Large projects like Microsoft Flight Simulator have multiple teams working on multiple different areas simultaneously. For example, we have a group of devs who are responsible for fixing bugs with the graphics rendering engine while also improving it by adding new features like DX12 and DLSS support. Then there are entirely different teams responsible for other parts of the product like the weather system, the flight model and aerodynamics system, the user interface, avionics, the SDK (tools for 3rd Party devs to make addons/mods), the Marketplace, and so much more. There is very little overlap between work being done by each individual group, so they can typically make changes to their code without impacting the work being done by other teams.
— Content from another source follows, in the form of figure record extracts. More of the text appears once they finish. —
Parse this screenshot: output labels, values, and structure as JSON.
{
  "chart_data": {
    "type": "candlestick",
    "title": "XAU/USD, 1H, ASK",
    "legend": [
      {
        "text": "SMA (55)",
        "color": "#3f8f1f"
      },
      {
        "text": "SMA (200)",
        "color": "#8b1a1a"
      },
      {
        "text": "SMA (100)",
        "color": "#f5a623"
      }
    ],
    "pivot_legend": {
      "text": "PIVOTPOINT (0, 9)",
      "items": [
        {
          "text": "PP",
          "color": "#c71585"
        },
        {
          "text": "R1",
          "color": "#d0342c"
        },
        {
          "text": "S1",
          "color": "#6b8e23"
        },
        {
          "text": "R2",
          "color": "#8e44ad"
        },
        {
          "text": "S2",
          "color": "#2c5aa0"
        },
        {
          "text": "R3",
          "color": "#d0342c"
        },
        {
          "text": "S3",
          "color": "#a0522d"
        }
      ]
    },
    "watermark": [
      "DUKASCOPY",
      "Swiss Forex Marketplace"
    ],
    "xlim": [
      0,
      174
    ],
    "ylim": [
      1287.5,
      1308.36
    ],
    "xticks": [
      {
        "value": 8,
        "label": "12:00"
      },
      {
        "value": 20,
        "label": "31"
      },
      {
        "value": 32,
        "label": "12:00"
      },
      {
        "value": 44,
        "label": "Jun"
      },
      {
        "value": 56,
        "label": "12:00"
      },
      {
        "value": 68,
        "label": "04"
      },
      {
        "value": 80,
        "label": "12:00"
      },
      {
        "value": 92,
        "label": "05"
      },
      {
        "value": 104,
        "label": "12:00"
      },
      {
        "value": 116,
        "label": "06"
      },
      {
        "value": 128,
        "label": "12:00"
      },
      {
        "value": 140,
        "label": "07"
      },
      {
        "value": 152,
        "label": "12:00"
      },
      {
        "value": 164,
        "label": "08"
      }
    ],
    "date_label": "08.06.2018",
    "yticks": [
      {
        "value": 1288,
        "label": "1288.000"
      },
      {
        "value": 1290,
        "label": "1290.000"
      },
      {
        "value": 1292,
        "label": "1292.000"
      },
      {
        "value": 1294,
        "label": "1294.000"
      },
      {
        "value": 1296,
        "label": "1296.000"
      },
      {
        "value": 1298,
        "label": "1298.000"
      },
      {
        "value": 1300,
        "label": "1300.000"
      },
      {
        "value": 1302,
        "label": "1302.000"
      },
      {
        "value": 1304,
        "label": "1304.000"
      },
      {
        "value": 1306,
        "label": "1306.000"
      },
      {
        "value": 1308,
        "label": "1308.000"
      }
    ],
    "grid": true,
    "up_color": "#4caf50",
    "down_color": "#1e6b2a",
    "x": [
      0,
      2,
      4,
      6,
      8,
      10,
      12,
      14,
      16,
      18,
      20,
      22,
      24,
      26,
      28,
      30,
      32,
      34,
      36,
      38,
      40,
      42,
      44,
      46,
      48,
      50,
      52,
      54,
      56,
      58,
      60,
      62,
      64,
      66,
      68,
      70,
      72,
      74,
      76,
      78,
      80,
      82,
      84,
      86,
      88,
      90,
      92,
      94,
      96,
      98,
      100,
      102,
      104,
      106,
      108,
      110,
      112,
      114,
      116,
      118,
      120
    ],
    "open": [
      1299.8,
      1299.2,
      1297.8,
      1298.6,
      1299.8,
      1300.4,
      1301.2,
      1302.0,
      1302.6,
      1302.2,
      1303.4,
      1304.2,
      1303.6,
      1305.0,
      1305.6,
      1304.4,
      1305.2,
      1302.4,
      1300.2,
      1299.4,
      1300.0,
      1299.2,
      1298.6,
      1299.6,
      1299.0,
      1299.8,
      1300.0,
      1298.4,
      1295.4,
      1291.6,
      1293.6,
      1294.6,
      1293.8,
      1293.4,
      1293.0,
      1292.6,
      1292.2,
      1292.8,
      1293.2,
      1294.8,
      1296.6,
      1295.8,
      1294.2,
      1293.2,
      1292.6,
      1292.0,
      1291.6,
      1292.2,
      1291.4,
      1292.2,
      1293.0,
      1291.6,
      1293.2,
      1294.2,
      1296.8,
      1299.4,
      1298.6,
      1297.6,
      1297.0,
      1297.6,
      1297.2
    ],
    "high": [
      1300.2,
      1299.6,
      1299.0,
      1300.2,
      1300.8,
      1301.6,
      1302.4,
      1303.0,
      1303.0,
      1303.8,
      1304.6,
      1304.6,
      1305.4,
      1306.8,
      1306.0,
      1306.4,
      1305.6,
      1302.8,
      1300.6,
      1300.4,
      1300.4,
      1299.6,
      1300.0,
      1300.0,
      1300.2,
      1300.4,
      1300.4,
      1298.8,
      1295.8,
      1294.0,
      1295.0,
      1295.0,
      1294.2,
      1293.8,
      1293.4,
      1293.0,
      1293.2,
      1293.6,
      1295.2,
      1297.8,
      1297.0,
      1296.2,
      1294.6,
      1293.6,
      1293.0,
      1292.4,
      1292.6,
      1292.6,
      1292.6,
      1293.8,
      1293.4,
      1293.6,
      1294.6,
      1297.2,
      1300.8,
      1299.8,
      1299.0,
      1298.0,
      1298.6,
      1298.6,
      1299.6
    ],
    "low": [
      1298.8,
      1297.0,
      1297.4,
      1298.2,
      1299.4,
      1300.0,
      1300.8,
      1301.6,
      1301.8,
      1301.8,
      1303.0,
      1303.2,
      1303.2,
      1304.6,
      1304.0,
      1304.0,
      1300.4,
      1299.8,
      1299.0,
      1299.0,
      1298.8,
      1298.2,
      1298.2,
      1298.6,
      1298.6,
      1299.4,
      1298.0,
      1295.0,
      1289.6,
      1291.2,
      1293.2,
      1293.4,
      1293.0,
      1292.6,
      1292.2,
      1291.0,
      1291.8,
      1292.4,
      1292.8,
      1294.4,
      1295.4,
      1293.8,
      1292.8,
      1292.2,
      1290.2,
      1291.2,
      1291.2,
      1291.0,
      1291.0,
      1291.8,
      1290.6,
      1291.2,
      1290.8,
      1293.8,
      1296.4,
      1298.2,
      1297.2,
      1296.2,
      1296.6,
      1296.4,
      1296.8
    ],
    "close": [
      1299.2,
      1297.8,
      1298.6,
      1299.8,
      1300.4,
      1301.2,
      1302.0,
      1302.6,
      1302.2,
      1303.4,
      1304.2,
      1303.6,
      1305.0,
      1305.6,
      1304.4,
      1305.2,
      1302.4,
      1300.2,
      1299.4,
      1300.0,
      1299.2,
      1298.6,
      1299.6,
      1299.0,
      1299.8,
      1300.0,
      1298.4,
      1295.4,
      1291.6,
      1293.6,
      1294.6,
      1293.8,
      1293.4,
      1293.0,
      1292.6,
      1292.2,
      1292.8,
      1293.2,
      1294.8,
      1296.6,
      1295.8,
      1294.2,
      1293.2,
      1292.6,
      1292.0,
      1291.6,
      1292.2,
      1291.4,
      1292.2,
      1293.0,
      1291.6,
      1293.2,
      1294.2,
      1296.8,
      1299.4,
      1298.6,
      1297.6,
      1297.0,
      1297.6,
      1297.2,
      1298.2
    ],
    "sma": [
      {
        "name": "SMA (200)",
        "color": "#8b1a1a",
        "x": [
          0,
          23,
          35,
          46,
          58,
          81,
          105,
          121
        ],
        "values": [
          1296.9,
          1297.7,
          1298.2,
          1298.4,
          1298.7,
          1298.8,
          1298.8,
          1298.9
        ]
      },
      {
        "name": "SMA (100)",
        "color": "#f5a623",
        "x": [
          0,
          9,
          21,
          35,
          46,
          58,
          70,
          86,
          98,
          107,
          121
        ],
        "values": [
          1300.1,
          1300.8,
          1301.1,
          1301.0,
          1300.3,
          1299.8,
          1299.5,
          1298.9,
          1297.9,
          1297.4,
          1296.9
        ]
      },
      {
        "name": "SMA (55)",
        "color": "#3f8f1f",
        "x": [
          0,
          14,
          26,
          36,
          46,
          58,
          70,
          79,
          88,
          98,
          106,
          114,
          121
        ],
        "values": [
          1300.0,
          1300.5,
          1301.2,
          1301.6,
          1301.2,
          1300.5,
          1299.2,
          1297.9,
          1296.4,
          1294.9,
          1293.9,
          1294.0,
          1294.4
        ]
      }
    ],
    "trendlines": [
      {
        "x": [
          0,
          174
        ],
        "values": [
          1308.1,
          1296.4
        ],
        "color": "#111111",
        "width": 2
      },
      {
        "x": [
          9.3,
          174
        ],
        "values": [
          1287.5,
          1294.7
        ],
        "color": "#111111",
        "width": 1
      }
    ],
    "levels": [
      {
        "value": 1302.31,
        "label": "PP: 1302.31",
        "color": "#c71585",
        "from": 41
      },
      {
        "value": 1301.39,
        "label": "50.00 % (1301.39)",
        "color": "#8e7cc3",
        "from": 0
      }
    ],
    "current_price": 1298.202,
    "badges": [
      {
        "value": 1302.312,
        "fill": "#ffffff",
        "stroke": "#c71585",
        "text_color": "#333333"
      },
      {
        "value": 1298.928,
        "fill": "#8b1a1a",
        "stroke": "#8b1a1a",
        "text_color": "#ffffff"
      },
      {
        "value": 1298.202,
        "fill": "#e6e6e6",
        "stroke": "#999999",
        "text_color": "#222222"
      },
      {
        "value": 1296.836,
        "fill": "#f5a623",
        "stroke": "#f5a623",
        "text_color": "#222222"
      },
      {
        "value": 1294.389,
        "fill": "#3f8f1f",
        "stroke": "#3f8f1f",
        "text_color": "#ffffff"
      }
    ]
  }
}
When preparing for a new build, each team is tasked with meeting certain deliverables and milestones defined by their managers/producers. After a certain point, all code changes are locked and merged into a new build. We then have our internal QA team complete a first pass of testing the new build to make sure there are no critical show-stopping errors, bugs, and other issues that might have cropped up during the code merge. For example, it’s possible that a change the Weather team made could have inadvertently caused a bug to a completely separate change the Flight Model team made. For large builds like a new Sim Update (e.g. the upcoming SU10), we then make it available as an opt-in beta test to any player who would like to assist the devs. The ability of thousands of players each using MSFS in different ways to identify issues obviously exceeds the capacity of our own internal testing team, so these public beta tests are invaluable to the devs.

In the past, we’ve run each beta test for a period of ~2-4 weeks. If you’ve seen any of the recent media interviews with Jorg where he discussed this topic, he mentioned that he wants to lengthen the period new builds are in public testing to give the community more time to identify issues and the dev team more time to resolve them.